Akira is operating in Ontario with plans to expand throughout Canada this year. The service charges users $49 plus tax for an online consultation, via video chat or text, with a doctor who can write prescriptions, sick notes or make referrals. The company sells annual memberships for unlimited individual consultations ($120 per year) or a family package ($240).
Maple launched last fall and also charges $49 for a weekday virtual "visit." Unlike Akira, Maple offers 24-hour, seven-days-a-week service. Fees increase for overnight calls ($99 plus tax) or weekend appointments ($79) and memberships range from $359 to $579.
Maple operates in seven provinces and has served 6,000 patients so far. Akira is in the mist of its own cross-country expansion, as is EQ Virtual, a B.C.-based service that just launched in Quebec.
While there are limits to what doctors can treat via a virtual interaction, there is much they can do that government-funded alternatives, such as Ontario's Telehealth, cannot. While Telehealth calls are answered by nurses – often with limited acute care experience, according to a recent auditor general report – Maple's patients, for example, are guaranteed a doctor whose experience corresponds to their needs.

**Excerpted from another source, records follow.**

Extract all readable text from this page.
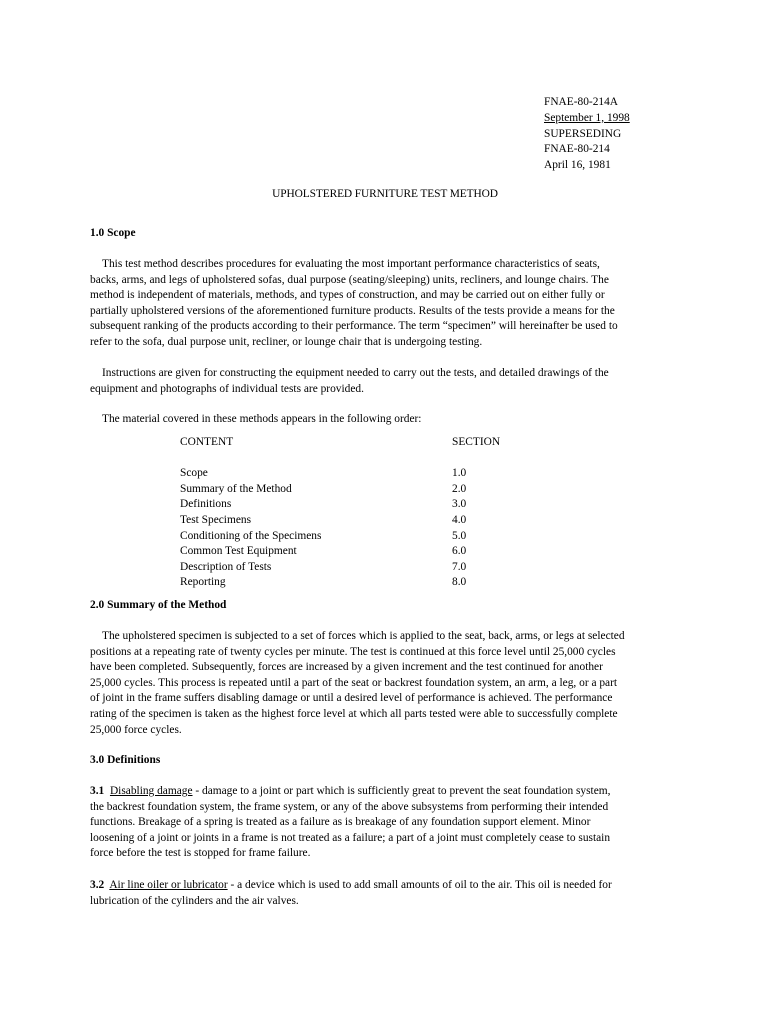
FNAE-80-214A
September 1, 1998
SUPERSEDING
FNAE-80-214
April 16, 1981
UPHOLSTERED FURNITURE TEST METHOD
1.0 Scope
This test method describes procedures for evaluating the most important performance characteristics of seats,
backs, arms, and legs of upholstered sofas, dual purpose (seating/sleeping) units, recliners, and lounge chairs. The
method is independent of materials, methods, and types of construction, and may be carried out on either fully or
partially upholstered versions of the aforementioned furniture products. Results of the tests provide a means for the
subsequent ranking of the products according to their performance. The term “specimen” will hereinafter be used to
refer to the sofa, dual purpose unit, recliner, or lounge chair that is undergoing testing.
Instructions are given for constructing the equipment needed to carry out the tests, and detailed drawings of the
equipment and photographs of individual tests are provided.
The material covered in these methods appears in the following order:
CONTENT	SECTION
Scope	1.0
Summary of the Method	2.0
Definitions	3.0
Test Specimens	4.0
Conditioning of the Specimens	5.0
Common Test Equipment	6.0
Description of Tests	7.0
Reporting	8.0
2.0 Summary of the Method
The upholstered specimen is subjected to a set of forces which is applied to the seat, back, arms, or legs at selected
positions at a repeating rate of twenty cycles per minute. The test is continued at this force level until 25,000 cycles
have been completed. Subsequently, forces are increased by a given increment and the test continued for another
25,000 cycles. This process is repeated until a part of the seat or backrest foundation system, an arm, a leg, or a part
of joint in the frame suffers disabling damage or until a desired level of performance is achieved. The performance
rating of the specimen is taken as the highest force level at which all parts tested were able to successfully complete
25,000 force cycles.
3.0 Definitions
3.1 Disabling damage - damage to a joint or part which is sufficiently great to prevent the seat foundation system,
the backrest foundation system, the frame system, or any of the above subsystems from performing their intended
functions. Breakage of a spring is treated as a failure as is breakage of any foundation support element. Minor
loosening of a joint or joints in a frame is not treated as a failure; a part of a joint must completely cease to sustain
force before the test is stopped for frame failure.
3.2 Air line oiler or lubricator - a device which is used to add small amounts of oil to the air. This oil is needed for
lubrication of the cylinders and the air valves.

When an issue cannot be safely treated through virtual interaction, patients are not charged (they are typically sent to the emergency room, Dr. Belchetz said). But the number of instances are infrequent. At Maple, doctors have a 99-per-cent resolution rate, Dr. Belchetz said.
His company's market research showed that 40 per cent of respondents would be willing to pay for more convenient access to family doctors. "That's just an absolutely enormous marketplace to tap into," Dr. Belchetz said. "There are 180 million visits to the doctor every year in Canada. If you believe about half of them can safely be made online, that's 90 million. Forty per cent of those is 36 million visits. If we really crack this market open … we would be overwhelmed with demand."
Some big players in the health-tech space disagree. Prakash Chand, the Toronto-based co-founder of Askthedoctor.com, helped launch that online service about a decade ago. Set up to allow users to submit questions to board-certified doctors (payment is required for rapid responses), the service pilot-tested video interactions a few years ago but quickly abandoned the project, Mr. Chand said. The market, he said, wasn't there.
In the United States, though, where virtual doctor services have been around for about a decade, there is proof the model works. Kaiser Permanente, the country's largest health-care provider, has more than 100 million patient-physician encounters per year. More than half – 52 per cent – are digital, the company's chief executive officer, Bernard Tyson, said earlier this year.
Canadian providers' biggest obstacle is the fact that virtual interactions are not covered in most provinces. British Columbia is the exception; there, EQ Virtual has grown quickly over the past three years and has recorded 90,000 consultations. But CEO Daniel Martz said he sees opportunity for growth in other provinces, regardless of public coverage. Insurers and private employers are showing interest in offering digital doctor interactions as employee benefits or as part of health spending accounts.
"It saves the system money, the employer money and the employee," Mr. Martz said. "It pretty much saves everyone."
Dr. Belchetz says Maple offers doctors a way of providing extra hours of care when clinics or offices are closed, or in the case of ER doctors, when they are not on shift. "Our service is meant to be a complement to the health-care system, not a replacement," he said.